New York Times
Dated in the saddle, near Grand Ecore, Apri1 15, a letter to the Houston (Texas) Telegraph gives an interesting account of the late battle on Red River. After a great deal of verbiage and bombast, the writer says:
“The division of Gen. CHURCHILL marched forty-five miles in fifteen hours, to be in time for the fight at Pleasant Hill. Nobly did they stand side by side with their comrades through that bloody struggle, and their craves on that battle-field tell plainly how they suffered. As I said before, I cannot get the officers to name any of their men who distinguished themselves more than others; consequently all must receive equal credit. I shall only speak of conspicuous regiments, brigades and divisions, with their chief Commanders.
I stated in my first letter that Gen. TAYLOR made the attack without orders from Gen. SMITH, and contrary to the advice of many officers.
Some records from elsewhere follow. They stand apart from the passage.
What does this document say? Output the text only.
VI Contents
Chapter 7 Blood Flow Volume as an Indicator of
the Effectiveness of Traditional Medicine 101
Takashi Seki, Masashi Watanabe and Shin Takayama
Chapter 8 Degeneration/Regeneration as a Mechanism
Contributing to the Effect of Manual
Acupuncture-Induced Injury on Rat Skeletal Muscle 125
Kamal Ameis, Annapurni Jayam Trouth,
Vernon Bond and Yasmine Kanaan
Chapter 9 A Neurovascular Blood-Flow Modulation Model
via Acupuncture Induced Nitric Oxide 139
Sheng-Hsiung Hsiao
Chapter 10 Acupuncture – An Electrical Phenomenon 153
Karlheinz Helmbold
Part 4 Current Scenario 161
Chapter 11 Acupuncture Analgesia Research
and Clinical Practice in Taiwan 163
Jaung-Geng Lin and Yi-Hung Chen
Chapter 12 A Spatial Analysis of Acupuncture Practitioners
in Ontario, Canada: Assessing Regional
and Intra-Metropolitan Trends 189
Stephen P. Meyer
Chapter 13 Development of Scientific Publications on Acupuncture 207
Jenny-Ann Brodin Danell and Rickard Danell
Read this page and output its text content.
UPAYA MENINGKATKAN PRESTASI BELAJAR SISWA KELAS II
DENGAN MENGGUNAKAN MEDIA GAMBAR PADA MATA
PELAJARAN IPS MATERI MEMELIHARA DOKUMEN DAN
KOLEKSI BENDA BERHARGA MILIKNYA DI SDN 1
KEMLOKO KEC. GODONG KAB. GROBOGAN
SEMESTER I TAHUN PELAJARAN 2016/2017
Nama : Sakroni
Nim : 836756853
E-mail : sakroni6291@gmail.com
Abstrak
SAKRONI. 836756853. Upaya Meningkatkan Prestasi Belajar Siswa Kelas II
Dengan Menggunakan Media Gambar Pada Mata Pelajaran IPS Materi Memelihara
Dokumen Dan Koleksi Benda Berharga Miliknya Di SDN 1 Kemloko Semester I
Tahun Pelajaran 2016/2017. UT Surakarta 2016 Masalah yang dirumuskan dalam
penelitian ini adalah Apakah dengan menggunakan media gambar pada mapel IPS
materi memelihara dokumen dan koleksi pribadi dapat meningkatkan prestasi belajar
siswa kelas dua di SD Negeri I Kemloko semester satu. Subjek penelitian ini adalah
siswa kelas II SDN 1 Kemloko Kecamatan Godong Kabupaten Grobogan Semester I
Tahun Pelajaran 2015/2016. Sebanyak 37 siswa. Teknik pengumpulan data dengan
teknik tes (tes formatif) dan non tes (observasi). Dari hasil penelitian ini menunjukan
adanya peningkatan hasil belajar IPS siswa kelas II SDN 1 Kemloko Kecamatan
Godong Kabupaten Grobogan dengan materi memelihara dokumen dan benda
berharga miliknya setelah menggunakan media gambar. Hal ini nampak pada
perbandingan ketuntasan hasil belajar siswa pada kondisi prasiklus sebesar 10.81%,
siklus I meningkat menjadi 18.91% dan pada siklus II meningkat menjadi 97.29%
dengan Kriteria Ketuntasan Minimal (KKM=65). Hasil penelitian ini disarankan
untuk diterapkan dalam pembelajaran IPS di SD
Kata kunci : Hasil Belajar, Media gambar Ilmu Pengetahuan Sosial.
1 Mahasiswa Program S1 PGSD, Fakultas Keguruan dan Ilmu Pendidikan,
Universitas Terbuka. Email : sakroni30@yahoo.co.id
But the General knew the spirit of his troops, and knowing the topography of the country as well, risked a battle, and has thereby saved Texas from the perils of invasion. While we extol our own heroes of the battles, Texans must not forget TAYLOR, MOUTON, POLIGNAC or CHURCHILL. One of the greatest heroes on those fields was Brig.-Gen. BEE, commanding a brigade of cavalry on the extreme left, at Pleasant Hill. He had two horses shot under him, and himself slightly wounded. Maj. G.W. MCNEEL, Inspector-General on his staff, had two horses shot under him, and Orderly L. SCHNEIDER had two shot while carrying Gen. BEE’s orders on the field. Maj. W.T. MECHLING, Assistant Adjutant-General, and Col. G.W. CHILTON, are reported to have acted nobly in the terrible charge where the gallant Col. BUCHILL fell mortally wounded.
Loud are the praises I hear of the gallantry displayed by Capt. MCMAHAN’s battery of light artillery. At Mansfield the battery was in position on the summit of a hill, and poured a deadly volley into the ranks of the enemy. Gen. TAYLOR presented two rifled captured pieces to the battery on the field, they laying aside their smooth-bore guns. Lieut. SAM. HOUSTON, Jr., commanded one section of the battery, and is reported to have acted the hero, directing the guns with his own hands.
Capt. W.G. MOSELY, of Brazoria County, Texas, commanded his battery an one of the wings, and did fearful execution at every discharge. I have heard officers high in rank extol the Texas batteries, especially the old Valverde. Of the Louisiana and Arkansas batteries, Gen. TAYLOR’s official report will do them justice. They are fully equal to the Texans. The slaughter of the enemy at Pleasant Hill is described by old soldiers to have been the greatest they ever saw. Whole regiments fell like chaff before the wind, and the piles of buried dead on the field show plainly the extent of the carnage. I must do Col. GOULD’s regiment of cavalry justice. Many people in Texas have been loud in defaming these men. They are from Northern Texas, but they have put the blush of shame upon their slancerers. They never faltered; won laurels at the fight at Blair’s Landing, where the lamented Gen. GREEN lost his life. Of Col. BUCHILL’s regiment too much praise cannot be given. I have always considered this regiment the flower of the Texas cavalry. I have noticed that those regiments which are well drilled and disciplined do far better service in action. Brig.-Gen. BEE and Cols. BUCHILL and DE BRAY handled their men as though they were playing a game of chess with them. Nor must I omit the well-drilled body of men under Col. WOOD’s command; all were heroes, which is saying a great deal.”